A new website is under construction

Updated Commentaries of Geneva Conventions detail how to record casualties of conflict; Every Casualty hosts side-event at the 32nd Red Cross Quadrennial

First published 31st Mar 2016

On March 22nd the updated commentaries of 2016 of the First Geneva Convention was launched at the ICRC in Geneva as well as online on the ICRC’s website.

Since their adoption in 1949, the Geneva Conventions have been put to the test and there have been significant developments in how they are applied and interpreted in practice. In order to expose these developments and provide up-to-date interpretations, the ICRC and a team of experts embarked on a major project to update the Commentaries on the Conventions. Every Casualty is proud to have provided input into this process relating to the commentary on Article 17 “Prescriptions Regarding the Dead and Graves Registration Service.”

The updated Commentary for Article 17 clearly states that deaths caused by the parties to the convention should be recorded. In addition it notes that the identity of the person who died should be established and, if possible, the date and time of death, the cause of death and the location of death, or where a body was found, should also be established as accurately as possible. In line with Every Casualty's research, the commentary notes that this will help to prevent misidentification of the person in question as well as, at the domestic level, allow for more detail to be issued in a death certificate. The relevant part of the full commentary on Article 17 can be found here.

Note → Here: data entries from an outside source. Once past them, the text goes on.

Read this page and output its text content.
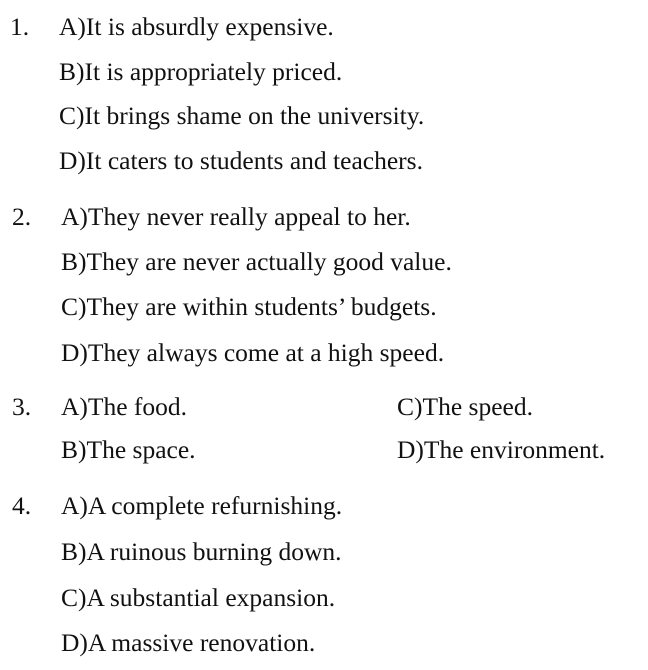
1. A)It is absurdly expensive.
B)It is appropriately priced.
C)It brings shame on the university.
D)It caters to students and teachers.
2. A)They never really appeal to her.
B)They are never actually good value.
C)They are within students’ budgets.
D)They always come at a high speed.
3. A)The food.
B)The space.
C)The speed.
D)The environment.
4. A)A complete refurnishing.
B)A ruinous burning down.
C)A substantial expansion.
D)A massive renovation.
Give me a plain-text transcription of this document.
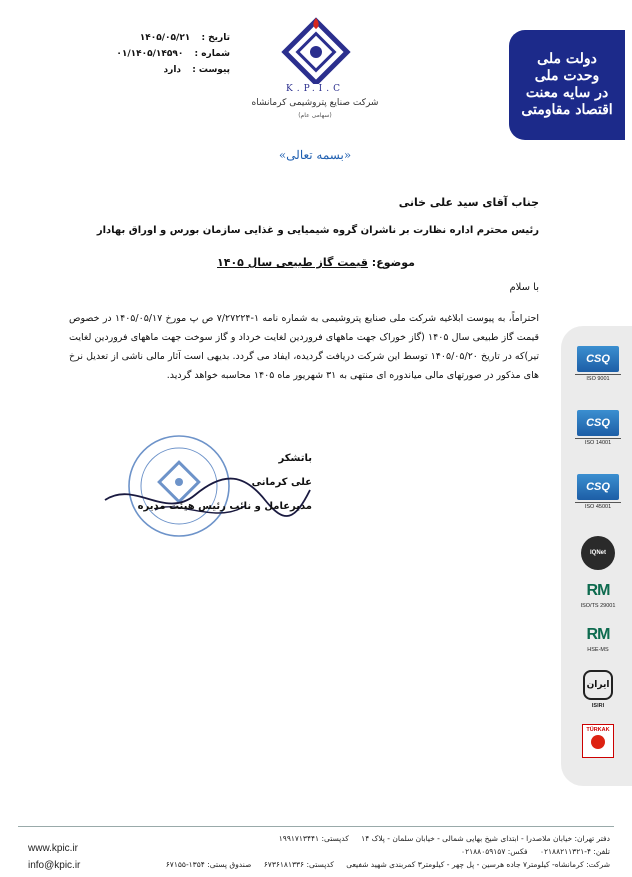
دولت ملی
وحدت ملی
در سایه معنت
اقتصاد مقاومتی
K.P.I.C
شرکت صنایع پتروشیمی کرمانشاه
(سهامی عام)
تاریخ : ۱۴۰۵/۰۵/۲۱
شماره : ۰۱/۱۴۰۵/۱۴۵۹۰
پیوست : دارد
«بسمه تعالی»
جناب آقای سید علی خانی
رئیس محترم اداره نظارت بر ناشران گروه شیمیایی و غذایی سازمان بورس و اوراق بهادار
موضوع: قیمت گاز طبیعی سال ۱۴۰۵
با سلام
احتراماً، به پیوست ابلاغیه شرکت ملی صنایع پتروشیمی به شماره نامه ۱-۷/۲۷۲۲۴ ص پ مورخ ۱۴۰۵/۰۵/۱۷ در خصوص قیمت گاز طبیعی سال ۱۴۰۵ (گاز خوراک جهت ماههای فروردین لغایت خرداد و گاز سوخت جهت ماههای فروردین لغایت تیر)که در تاریخ ۱۴۰۵/۰۵/۲۰ توسط این شرکت دریافت گردیده، ایفاد می گردد. بدیهی است آثار مالی ناشی از تعدیل نرخ های مذکور در صورتهای مالی میاندوره ای منتهی به ۳۱ شهریور ماه ۱۴۰۵ محاسبه خواهد گردید.
باتشکر
علی کرمانی
مدیرعامل و نائب رئیس هیئت مدیره
CSQ
ISO 9001
CSQ
ISO 14001
CSQ
ISO 45001
IQNet
RM
ISO/TS 29001
RM
HSE-MS
ایران
ISIRI
TÜRKAK
www.kpic.ir
info@kpic.ir
دفتر تهران: خیابان ملاصدرا - ابتدای شیخ بهایی شمالی - خیابان سلمان - پلاک ۱۴ کدپستی: ۱۹۹۱۷۱۳۴۴۱
تلفن: ۴-۰۲۱۸۸۲۱۱۳۲۱ فکس: ۰۲۱۸۸۰۵۹۱۵۷
شرکت: کرمانشاه- کیلومتر۷ جاده هرسین - پل چهر - کیلومتر۳ کمربندی شهید شفیعی کدپستی: ۶۷۳۶۱۸۱۳۳۶ صندوق پستی: ۱۳۵۴-۶۷۱۵۵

The launch of the updated commentaries was preceded by the 32nd International Conference of the Red Cross and Red Crescent Movement which took place in Geneva in December 2015. Every Casualty and the Government of Colombia co-hosted a side-event on casualty recording (pictured) that marked the very first time that casualty recording was discussed at  one of these Conferences, which are held every four years. The side-event, which was well attended by states representatives and Red Cross/Red Crescent societies alike, featured Jesus Tecu Osorio, a well-known activist and advocate for the Achi Maya people in Guatemala. Jesus, who explained the humanising impact of casualty recording on victims of the Guatemalan Civil war, was one of the few contributors to the conference able to speak directly from the voice of the victims. 

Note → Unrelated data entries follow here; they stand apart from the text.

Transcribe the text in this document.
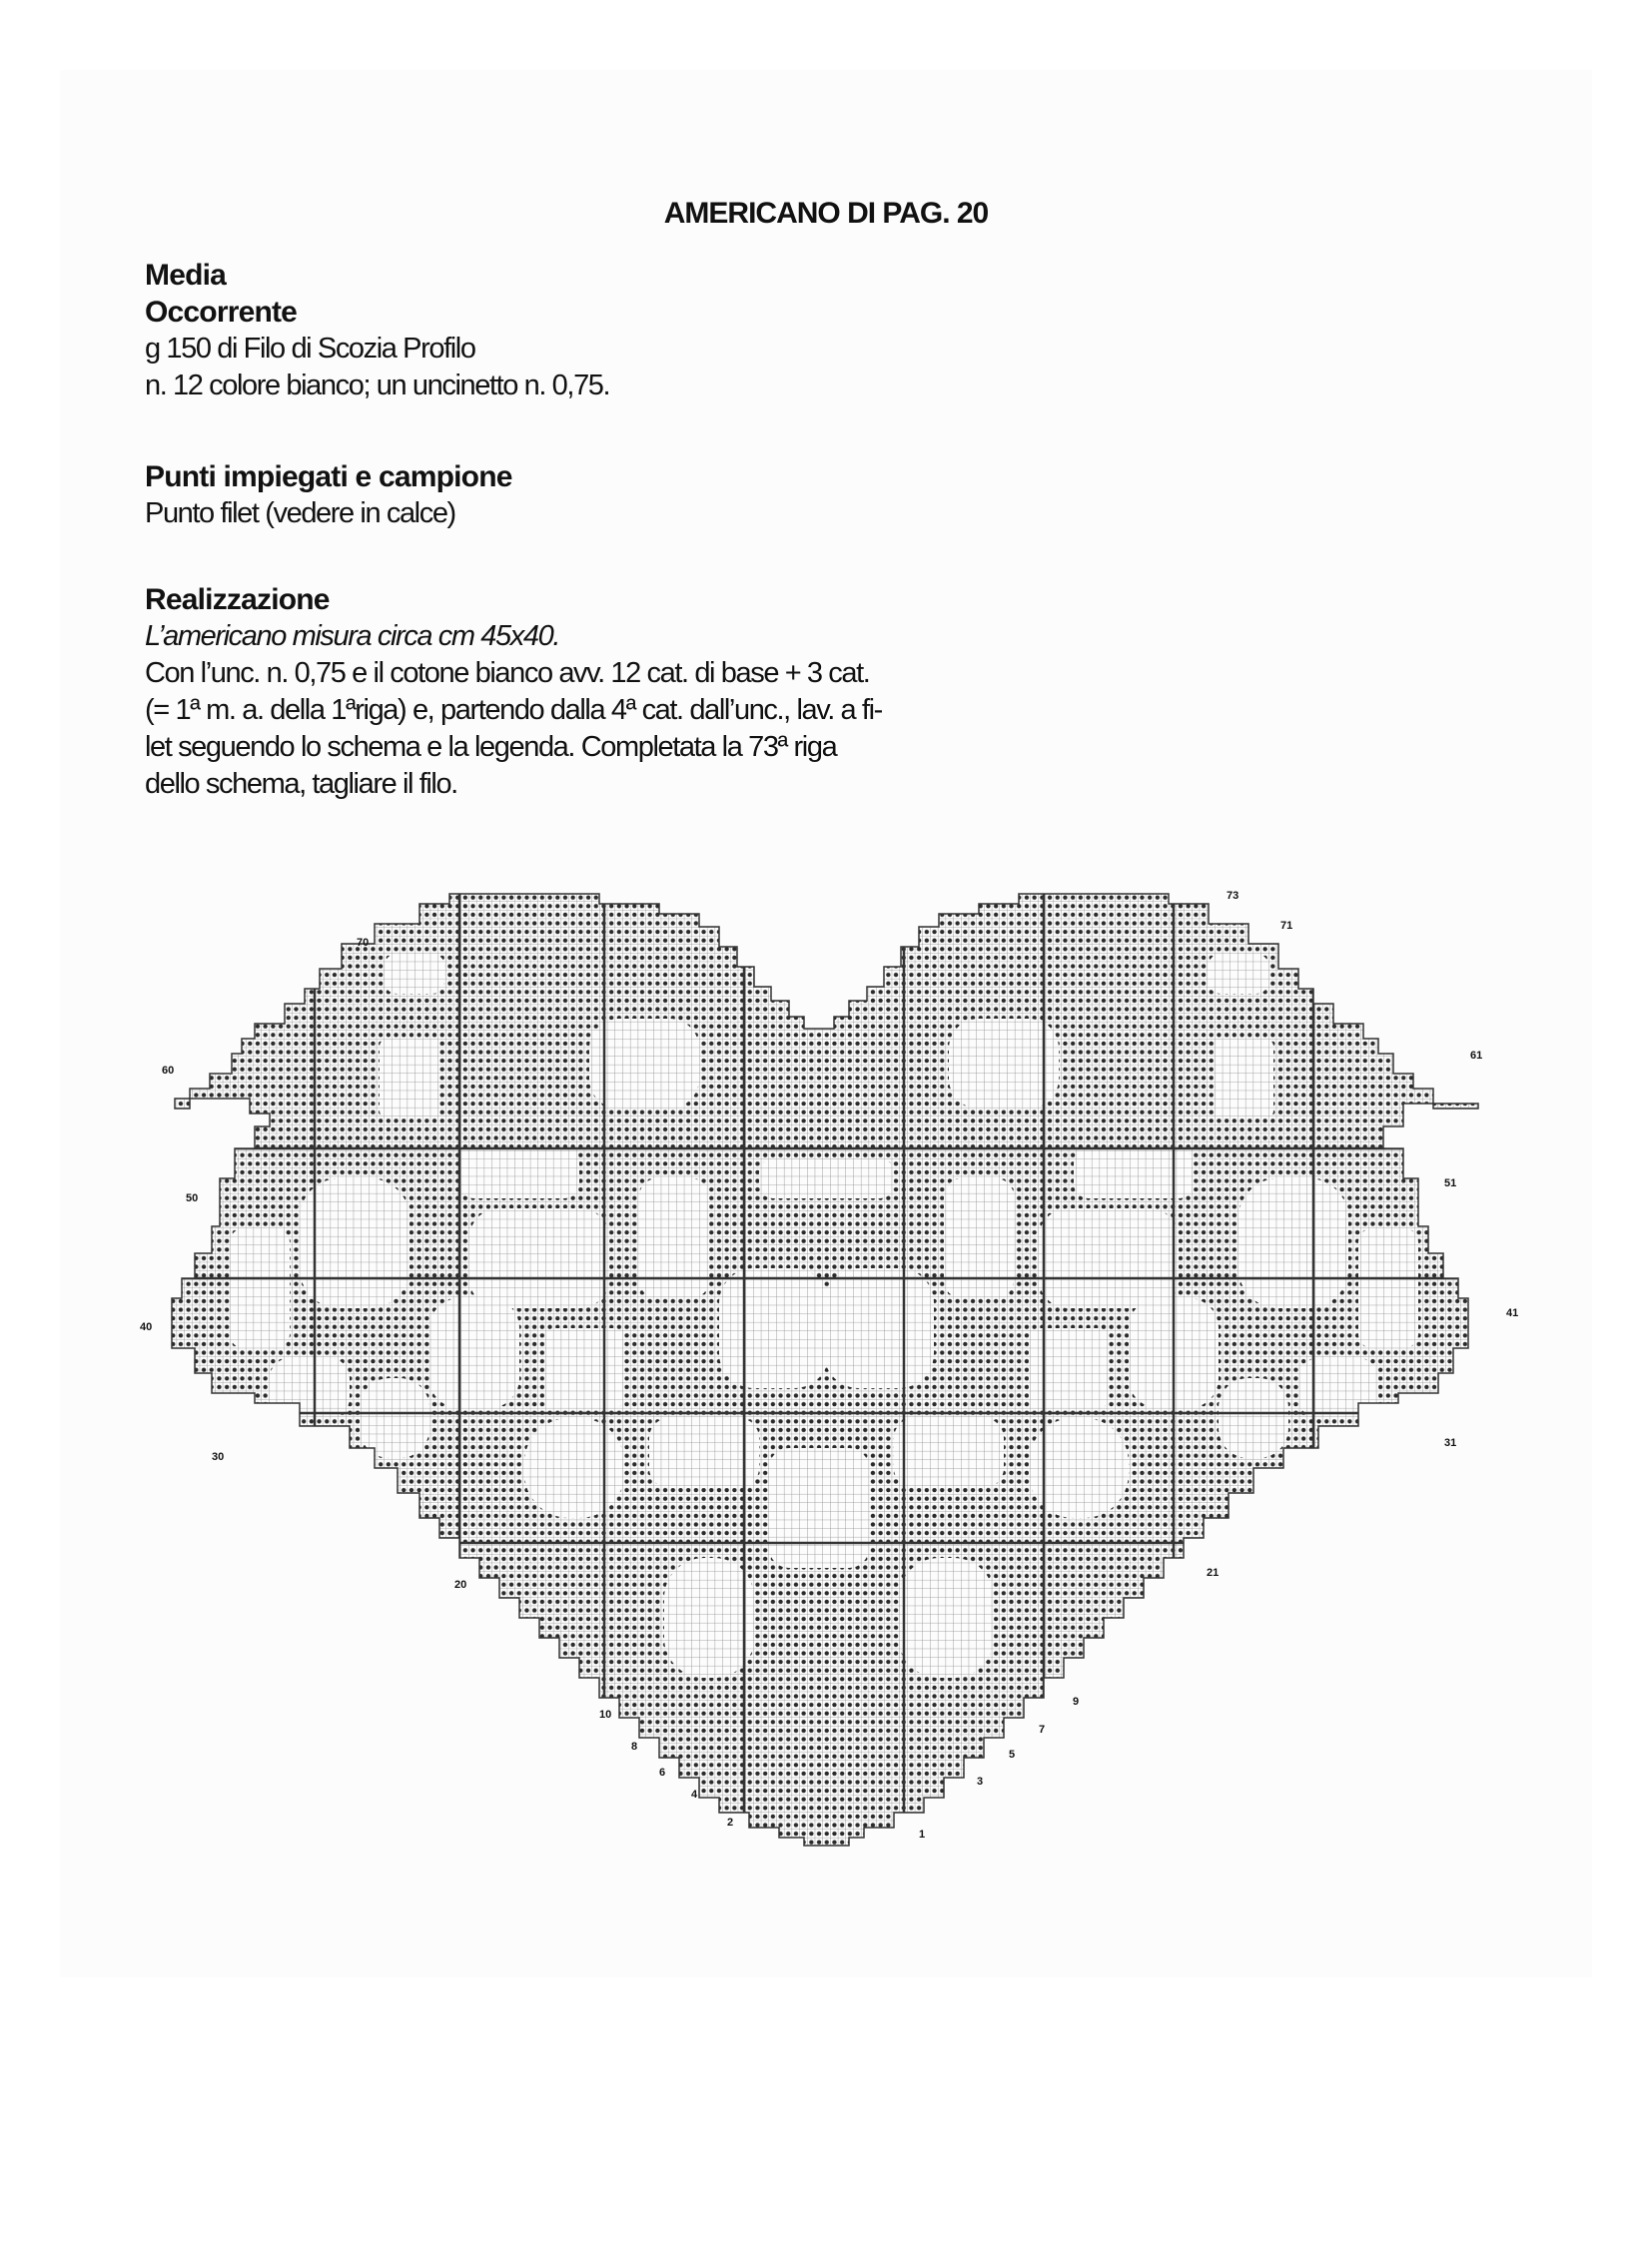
AMERICANO DI PAG. 20

Media

Occorrente

g 150 di Filo di Scozia Profilo

n. 12 colore bianco; un uncinetto n. 0,75.

Punti impiegati e campione

Punto filet (vedere in calce)

Realizzazione

L’americano misura circa cm 45x40.

Con l’unc. n. 0,75 e il cotone bianco avv. 12 cat. di base + 3 cat.

(= 1ª m. a. della 1ªriga) e, partendo dalla 4ª cat. dall’unc., lav. a fi-

let seguendo lo schema e la legenda. Completata la 73ª riga

dello schema, tagliare il filo.

70
60
50
40
30
20
10
8
6
4
2
73
71
61
51
41
31
21
9
7
5
3
1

Mr Osorio was joined on the panel by Fredy Peccerelli, Executive Director of the Guatemalan Forensic Anthropology Foundation (FAFG), and member of the Casualty Recorders Network (CRN), as well as Hamit Dardagan, Co-Director of Every Casualty and Co-Founder of Iraq Body Count (IBC), who are also members of the CRN and were co-sponsors with Every Casualty of the side-event. The panel was co-hosted by the Mission of Colombia to the UN, and included a powerful contribution from Ambassador Beatriz Londoño Soto who highlighted the importance of the casualty recording done by the state in Colombia in relation to the recent peace agreements.